There is no reason to be harsh towards the Trinidad and Tobago athletes who represented us at the Rio Olympics 2016. They tried their best.
However it is clear that a precursor to the negative feelings was the country’s outrage at one of the selection processes and the apparent supervisory impotence or indifference of the fast and fat-talking Trinidad and Tobago Olympic Committee (TTOC) jefe to the clamour.
Professional responsibilities restrain me from referring any further to that one impugned selection process. Nevertheless our country’s sports administration must come under close scrutiny in light of disappointment at our lack of medals in the Rio Olympics other than Keshorn Walcott’s bronze, although the disappointment is somewhat misguided as a result of emotional media hype and official fat talk.
There is no need for much guidance from commentators on this subject. Our veteran Olympic swimmer, George Bovell—as did Great Britain’s swimming coach—made strong statements about the slackness of the international swimming body.
Here at home, there have been well-informed rumblings about cycling administration, relay preparation, team unity and what is the purpose of a Chef de Mission if duties like presenting protests against disqualification are the exclusive business of the manager or the management team of each discipline.
The Chef de Mission has explained these demarcation lines in a recent interview in the Trinidad Guardian also designed to find out how come he had time to be a commentator for ESPN. I enjoyed his commentary but it suggests that he had plenty time on his hands.
The explanation raises questions about the size of the delegations that accompany the athletes. Let me put this in a context outside of Trinidad and Tobago so that it will be clear that it is not a novel question.
In neighbouring St Kitts and Nevis, their outstanding sprinter, Kim Collins, was expelled from the 2012 London Olympic games for allegedly missing training sessions. Collins said the dispute arose over his spending a night outside the Olympic village in a hotel with his wife and children.
As the dispute raged, Collins was quick to jeer that his country has six athletes but nine officials. The issue was eventually settled and Collins competed in Rio.
In the aftermath of our Rio disappointments the athletics establishments are now passing everything off with “we have talented athletes and we are going to rebuild for Tokyo 2020”. So what qualifying standards will be set, especially for membership of a relay team?
Are we going to re-examine these and our timing technology on which we depend for our national records?
These public relations exercises remind me of the cry of “94 for sure” after we had taken it for granted that we were going to the 1990 World Cup football tournament before the debacle of the 19 November 1989 qualifier against USA.
The one ramajay that is laughable is that we will put a structure in place like Jamaica. In this country we do not like too much structure because it will dilute the contact system.
This pernicious system is lucrative and there is great public concern that it impacts preferential treatment for funding and free trips in all aspects of national life in which State agencies hold the purse strings.

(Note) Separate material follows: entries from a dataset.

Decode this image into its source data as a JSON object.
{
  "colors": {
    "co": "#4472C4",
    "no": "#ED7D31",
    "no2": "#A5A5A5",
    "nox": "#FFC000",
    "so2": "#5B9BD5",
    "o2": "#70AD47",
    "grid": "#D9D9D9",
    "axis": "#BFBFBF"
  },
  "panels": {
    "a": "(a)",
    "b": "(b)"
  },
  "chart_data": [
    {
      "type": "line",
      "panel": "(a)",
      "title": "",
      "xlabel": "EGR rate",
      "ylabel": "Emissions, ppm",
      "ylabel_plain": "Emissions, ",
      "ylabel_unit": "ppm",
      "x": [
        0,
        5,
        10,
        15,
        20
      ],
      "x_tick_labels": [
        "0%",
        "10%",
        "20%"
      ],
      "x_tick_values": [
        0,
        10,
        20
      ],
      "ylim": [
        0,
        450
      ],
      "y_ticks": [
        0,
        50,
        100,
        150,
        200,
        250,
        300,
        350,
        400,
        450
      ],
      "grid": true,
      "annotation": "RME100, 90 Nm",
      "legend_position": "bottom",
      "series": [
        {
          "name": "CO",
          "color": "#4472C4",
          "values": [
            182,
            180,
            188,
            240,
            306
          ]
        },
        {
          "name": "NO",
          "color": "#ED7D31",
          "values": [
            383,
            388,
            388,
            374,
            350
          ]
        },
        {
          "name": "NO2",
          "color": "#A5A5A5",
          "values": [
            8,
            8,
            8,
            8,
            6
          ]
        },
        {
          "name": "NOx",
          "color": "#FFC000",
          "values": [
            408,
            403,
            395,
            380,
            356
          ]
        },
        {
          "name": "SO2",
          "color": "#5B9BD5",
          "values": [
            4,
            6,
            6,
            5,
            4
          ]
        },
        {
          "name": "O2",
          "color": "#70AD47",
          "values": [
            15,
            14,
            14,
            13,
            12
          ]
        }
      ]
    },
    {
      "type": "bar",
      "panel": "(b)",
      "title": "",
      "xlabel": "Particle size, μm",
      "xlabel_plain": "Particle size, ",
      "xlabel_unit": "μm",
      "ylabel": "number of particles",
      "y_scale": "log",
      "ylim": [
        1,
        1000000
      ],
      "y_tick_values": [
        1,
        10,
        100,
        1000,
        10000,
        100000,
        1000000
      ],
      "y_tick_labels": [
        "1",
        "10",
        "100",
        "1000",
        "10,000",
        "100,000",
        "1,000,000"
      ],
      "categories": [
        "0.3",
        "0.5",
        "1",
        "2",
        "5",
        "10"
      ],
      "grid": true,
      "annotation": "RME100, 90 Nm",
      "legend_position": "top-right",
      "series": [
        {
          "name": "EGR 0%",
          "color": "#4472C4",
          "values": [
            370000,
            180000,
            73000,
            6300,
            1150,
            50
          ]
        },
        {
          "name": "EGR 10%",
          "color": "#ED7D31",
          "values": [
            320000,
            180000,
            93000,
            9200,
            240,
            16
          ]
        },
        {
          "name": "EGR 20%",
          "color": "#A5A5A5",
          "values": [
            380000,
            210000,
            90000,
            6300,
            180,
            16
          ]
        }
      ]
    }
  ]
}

Moreover sudden reference to Jamaica’s athletic structure is laughable because the Jamaican tradition of building athletic capacity through school sports is long-standing. Its renowned premier inter-school championship, known as Jamaica Champs, is a tradition reportedly going back to 1911.
Every biographical reference to a Jamaican athlete includes a reference to what school he or she attended. We must also keep a balanced perspective. Having, once in a generation or two, a Usain Bolt—or a Brian Lara in cricket—is a gift.

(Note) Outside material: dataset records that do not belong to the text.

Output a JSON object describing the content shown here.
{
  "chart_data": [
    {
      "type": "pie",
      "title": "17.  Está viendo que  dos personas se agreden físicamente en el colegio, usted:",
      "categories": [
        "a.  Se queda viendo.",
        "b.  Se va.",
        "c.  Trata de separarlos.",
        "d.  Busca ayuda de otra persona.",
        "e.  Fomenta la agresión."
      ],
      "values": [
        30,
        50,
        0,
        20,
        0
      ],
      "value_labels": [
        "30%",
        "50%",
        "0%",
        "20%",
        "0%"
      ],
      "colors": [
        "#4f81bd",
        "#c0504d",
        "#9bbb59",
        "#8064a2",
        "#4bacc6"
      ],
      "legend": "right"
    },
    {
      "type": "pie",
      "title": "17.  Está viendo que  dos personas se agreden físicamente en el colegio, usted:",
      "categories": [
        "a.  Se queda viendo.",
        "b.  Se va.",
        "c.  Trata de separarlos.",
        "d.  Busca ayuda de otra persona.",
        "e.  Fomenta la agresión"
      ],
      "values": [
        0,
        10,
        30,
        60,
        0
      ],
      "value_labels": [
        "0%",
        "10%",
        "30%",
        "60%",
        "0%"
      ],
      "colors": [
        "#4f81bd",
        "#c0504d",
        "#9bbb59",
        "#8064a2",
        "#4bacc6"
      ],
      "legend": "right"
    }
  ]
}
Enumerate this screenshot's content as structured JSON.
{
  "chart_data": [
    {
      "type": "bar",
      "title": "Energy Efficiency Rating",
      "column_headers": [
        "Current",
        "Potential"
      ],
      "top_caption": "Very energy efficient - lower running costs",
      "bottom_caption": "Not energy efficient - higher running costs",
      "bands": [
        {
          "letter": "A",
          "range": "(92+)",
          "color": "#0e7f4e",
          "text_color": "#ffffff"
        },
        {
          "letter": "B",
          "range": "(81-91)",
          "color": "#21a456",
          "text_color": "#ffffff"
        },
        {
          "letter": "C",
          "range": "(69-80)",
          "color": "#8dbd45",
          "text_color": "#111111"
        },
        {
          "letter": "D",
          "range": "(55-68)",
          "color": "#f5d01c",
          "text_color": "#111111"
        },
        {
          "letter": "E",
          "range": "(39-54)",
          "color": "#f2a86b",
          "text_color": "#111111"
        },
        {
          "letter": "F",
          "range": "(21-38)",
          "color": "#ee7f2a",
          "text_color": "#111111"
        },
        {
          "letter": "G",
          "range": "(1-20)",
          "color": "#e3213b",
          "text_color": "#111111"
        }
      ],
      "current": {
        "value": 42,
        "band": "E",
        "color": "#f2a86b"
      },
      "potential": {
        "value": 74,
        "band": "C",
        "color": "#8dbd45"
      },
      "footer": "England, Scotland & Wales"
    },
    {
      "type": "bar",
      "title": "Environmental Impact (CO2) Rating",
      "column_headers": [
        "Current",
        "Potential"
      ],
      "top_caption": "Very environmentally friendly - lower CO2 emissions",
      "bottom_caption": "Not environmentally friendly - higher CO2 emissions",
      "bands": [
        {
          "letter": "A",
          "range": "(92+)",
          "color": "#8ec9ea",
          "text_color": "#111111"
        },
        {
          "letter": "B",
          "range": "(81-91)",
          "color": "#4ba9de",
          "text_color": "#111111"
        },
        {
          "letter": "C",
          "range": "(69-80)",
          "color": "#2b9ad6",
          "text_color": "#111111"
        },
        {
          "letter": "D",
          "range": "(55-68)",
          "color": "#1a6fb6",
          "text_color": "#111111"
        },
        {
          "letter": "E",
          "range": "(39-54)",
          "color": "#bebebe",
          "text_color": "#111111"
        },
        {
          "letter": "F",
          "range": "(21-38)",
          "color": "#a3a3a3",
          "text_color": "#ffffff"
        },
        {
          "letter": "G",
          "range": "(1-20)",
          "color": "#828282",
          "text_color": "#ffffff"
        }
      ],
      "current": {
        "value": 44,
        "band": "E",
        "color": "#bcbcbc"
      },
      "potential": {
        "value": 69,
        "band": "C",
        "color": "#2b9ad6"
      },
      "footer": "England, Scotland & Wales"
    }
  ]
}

The task ahead is how do we convert personal best to a medal place?
As one recent editorial commented there is always “a howling for money.” I join with those who say money cannot buy medals if the resources money can buy are not carefully chosen by reference to dedicated athletic development programmes run by proven coaches.
Bravo, Minister of Sport Darryl Smith for stating that athletics programmes must begin in the primary schools. Make it happen and dilute the “barbarism” about which the Prime Minister recently expressed concern.
Going forward with the task there is urgent need to strip away the masks from the governing bodies as well as from the relationships between those governing bodies and the TTOC. We need to understand their respective powers, duties, roles and governance practices.
We also need full transparency in respect of the flows of funds and the criteria for investing those funds in potential athletic prowess.
Until there is accountability at all levels of sport administration, everything else is wishful thinking of Olympian proportions and a disappointed nation will never know whether our athletic interests are being served unencumbered by personal interests and producing value for money. Robber talk will not do.